### disturbance_is_created's blog

By disturbance_is_created, 5 weeks ago, ,

I used const int mod and int mod and they both had a different execution time.

int mod = 1e9 + 7 execution time : more than 1 sec code : https://cses.fi/problemset/result/651565/

int const mod = 1e9 + 7 execution time 0.58 sec code : https://cses.fi/problemset/result/651564/

can anyone explain why there is such a huge difference?

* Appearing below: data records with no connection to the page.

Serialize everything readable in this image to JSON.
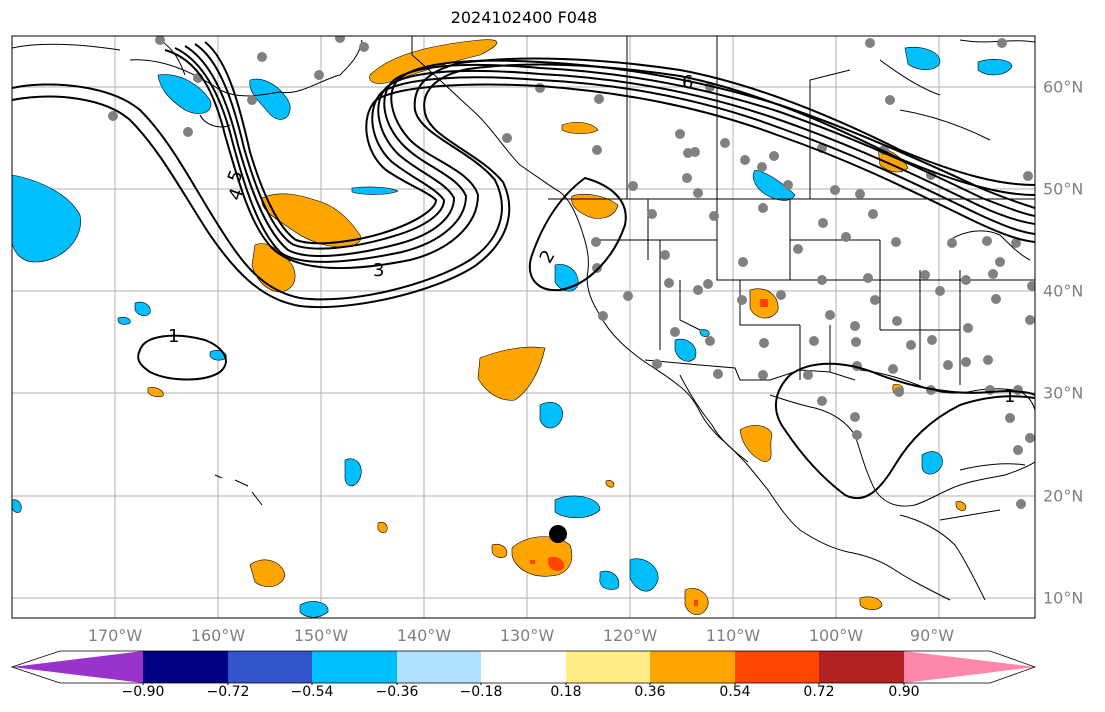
{
  "title": "2024102400 F048",
  "lon_labels": [
    "170°W",
    "160°W",
    "150°W",
    "140°W",
    "130°W",
    "120°W",
    "110°W",
    "100°W",
    "90°W"
  ],
  "lat_labels": [
    "60°N",
    "50°N",
    "40°N",
    "30°N",
    "20°N",
    "10°N"
  ],
  "contour_labels": [
    "5",
    "4",
    "3",
    "2",
    "1",
    "6",
    "1"
  ],
  "colorbar": {
    "tick_labels": [
      "−0.90",
      "−0.72",
      "−0.54",
      "−0.36",
      "−0.18",
      "0.18",
      "0.36",
      "0.54",
      "0.72",
      "0.90"
    ],
    "colors": [
      "#9933cc",
      "#000080",
      "#3355cc",
      "#00bfff",
      "#b0e2ff",
      "#ffffff",
      "#ffee88",
      "#ffa500",
      "#ff4500",
      "#b22222",
      "#ff88aa"
    ]
  },
  "colors": {
    "positive_fill": "#ffa500",
    "strong_positive_fill": "#ff4500",
    "negative_fill": "#00bfff",
    "contour": "#000000",
    "stations": "#808080",
    "grid": "#b0b0b0"
  }
}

on codeforces the above code executes in less than 1 sec.

• +54

 » 5 weeks ago, # |   +97 This is a good question. The answer is that compiler can optimize constant modulo because it doesn't change. In the first case it would be possible for you to change modulo anytime, compiler doesn't bother to verify whether you do i guess. But in the second case it knows that it's a constant and it can apply stuff like Barrett reduction.
•  » » 5 weeks ago, # ^ |   +1 I got 3 questions accepted by just changing the const part. thnx for explanation.
 » 5 weeks ago, # |   +56 constexpr is even better than const. It guarantees that things are evaluated at compile time which can allow more optimizations.
•  » » 5 weeks ago, # ^ |   0 looking at you submissions i think you love to use it. thnks man i will also use it.
•  » » » 5 weeks ago, # ^ |   0 Right, constexpr is the most appropriate keyword for defining constants like mentioned one.
•  » » 5 weeks ago, # ^ |   0 What about #define mod 100000007 ? Will it be faster or slower?
•  » » » 5 weeks ago, # ^ |   +3 It certainly won't be faster, and in general you should prefer constexpr to macros. It makes your intent more clear to the compiler so it can do more optimizations and error checking.
•  » » 5 weeks ago, # ^ |   0 const int automatically makes it constexpr whenever possible. e.g. const int N = int(acos(-1)); int a[N]; compiles okay, as N here is implicitly constexpr. But: const int N = __gcd(6, 9); int a[N]; results in error: size of array ‘a’ is not an integral constant-expressionMore info here.
•  » » » 5 weeks ago, # ^ |   +11 I think you are wrong. If const keyword automatically makes its object constexpr then there is no reason to introduce a new keyword, right?
•  » » » » 4 weeks ago, # ^ | ← Rev. 2 →   0 I meant to say, const int variable makes it constexpr int whenever possible as stated in this stackoverflow answer. constexpr has many other uses, e.g. if constexpr int is a function's return type, the function can be used to declare global array, this can't be done by const int: constexpr int fib(int n) { return n<=2 ? 1 : fib(n-1)+fib(n-2); } int a[fib(35)]; 
•  » » » 5 weeks ago, # ^ | ← Rev. 3 →   0 std::acos isn't required to be constexpr so it may be evaluated at runtime. If you have constexpr int a = (int)acos(-1), you know for sure that if it compiles, it is evaluated at compile time. (I'm not completely sure about that so I could be wrong.) In general it's better to give the compiler as much information as possible by making things const and constexpr so it can optimize and error check as much as possible. Also constexpr is more readable.
 » 5 weeks ago, # | ← Rev. 2 →   +1 A compiler can optimize usages of a variable depending on its linkage. You can write static int mod = 1e9 + 7; and get same result as for const int mod = 1e9 + 7; because of internal linkage.Add: In addition, you can write extern const int mod;, define mod in another file and get same result as for int mod = 1e9 + 7; despite the fact that the mod is defined as const.
•  » » 5 weeks ago, # ^ | ← Rev. 3 →   0 The const still matters sometimes. This: #include using namespace std; int main() { static int a = 5; array foo; } Won't compile even though the value of a can be deduced at compile time because a is not a constant expression as defined by the standard.
•  » » » 5 weeks ago, # ^ |   0 Sure. However I wanted to say that optimization capability is based not on the fact a variable is defined as constant as kostia244 said.